No me considero una persona con mucha fuerza de voluntad. Recuerdo tener algún que otro problema en secundaria a cuenta de que nunca encontraba el momento perfecto para ponerme a estudiar. Podía pasarme horas deambulando por casa sin ninguna otra cosa que hacer, pero rara vez me venía la “inspiración” de sentarme delante de los libros.

He llegado a la conclusión de que soy una persona con poca fuerza de voluntad. Esto en el campo de los estudios tiene resultados bastante visibles: estudias y apruebas, no estudias y suspendes. Ojalá pudiera decir que ese es el único ámbito de mi vida en donde lucho con la falta de motivación, pero no sería cierto. Mi relación con Dios a veces se ve afectada también. Me cuesta encontrar las ganas para rezar o leer la Biblia y aunque sé la inmensa paz que esto me transmite podían pasar semanas sin que le dedicara tiempo de calidad al Señor.

En su momento me comprometí a tener una relación personal con el Señor y eso implica buscar estar con Él aun cuando las distracciones son mucho más que las ganas. A la cuarentena del año pasado tengo que agradecerle que para mí se limitaron muchas distracciones y me propuse trabajar en ese aspecto de mi vida espiritual que era inconstante que flaqueaba, la oración. Pude dedicar tiempo a pensar en los buenos momentos que esta me había dado y en lo mucho que me había ayudado a discernir.
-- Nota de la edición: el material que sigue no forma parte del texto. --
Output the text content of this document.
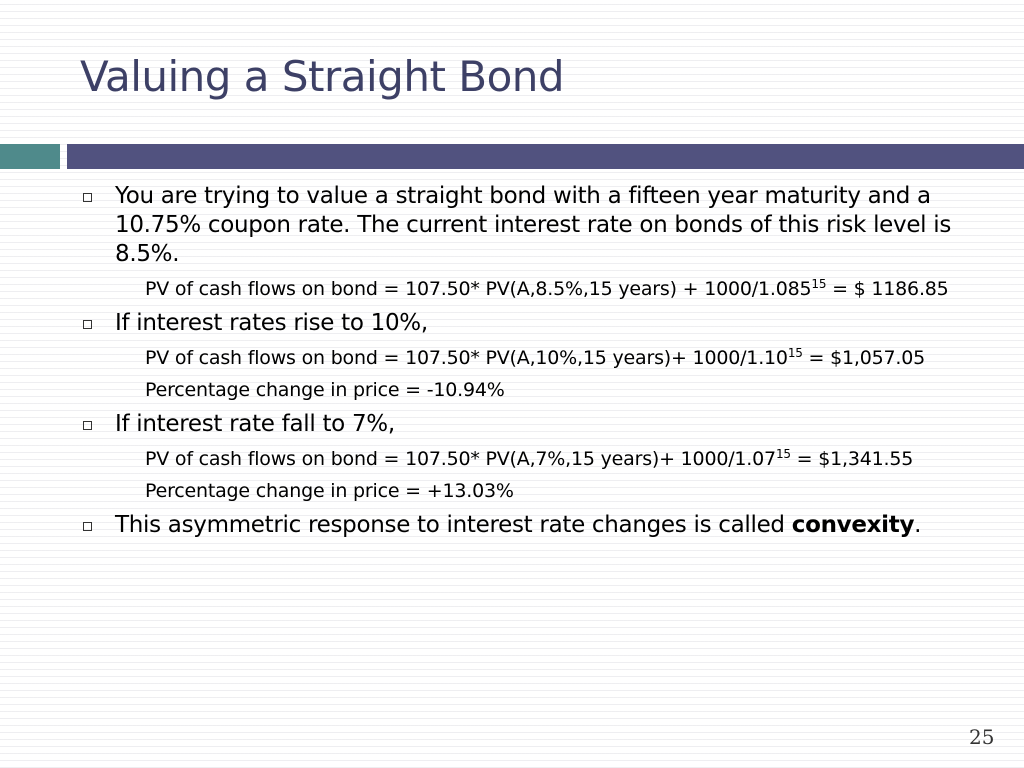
Valuing a Straight Bond
You are trying to value a straight bond with a fifteen year maturity and a 10.75% coupon rate. The current interest rate on bonds of this risk level is 8.5%.
PV of cash flows on bond = 107.50* PV(A,8.5%,15 years) + $1000/1.085^{15}$ = $ 1186.85
If interest rates rise to 10%,
PV of cash flows on bond = 107.50* PV(A,10%,15 years)+ $1000/1.10^{15}$ = $1,057.05
Percentage change in price = -10.94%
If interest rate fall to 7%,
PV of cash flows on bond = 107.50* PV(A,7%,15 years)+ $1000/1.07^{15}$ = $1,341.55
Percentage change in price = +13.03%
This asymmetric response to interest rate changes is called convexity.
25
Me costó luchar contra el pensamiento de que una oración que se empieza sin ganas va a ser una mala oración, pero notaba que necesitaba forzarme a incluirlo en mi rutina diaria independientemente de que me apeteciera o no ese día.

Haber conseguido convertirlo en un hábito hace más fácil continuar con ello y puede parecer frívolo introducir la oración como aquella actividad que va después del desayuno y antes de estudiar pero es la rutina la que me haya ayudado a perseverar en el camino cuando mi “yo” más mundano acecha.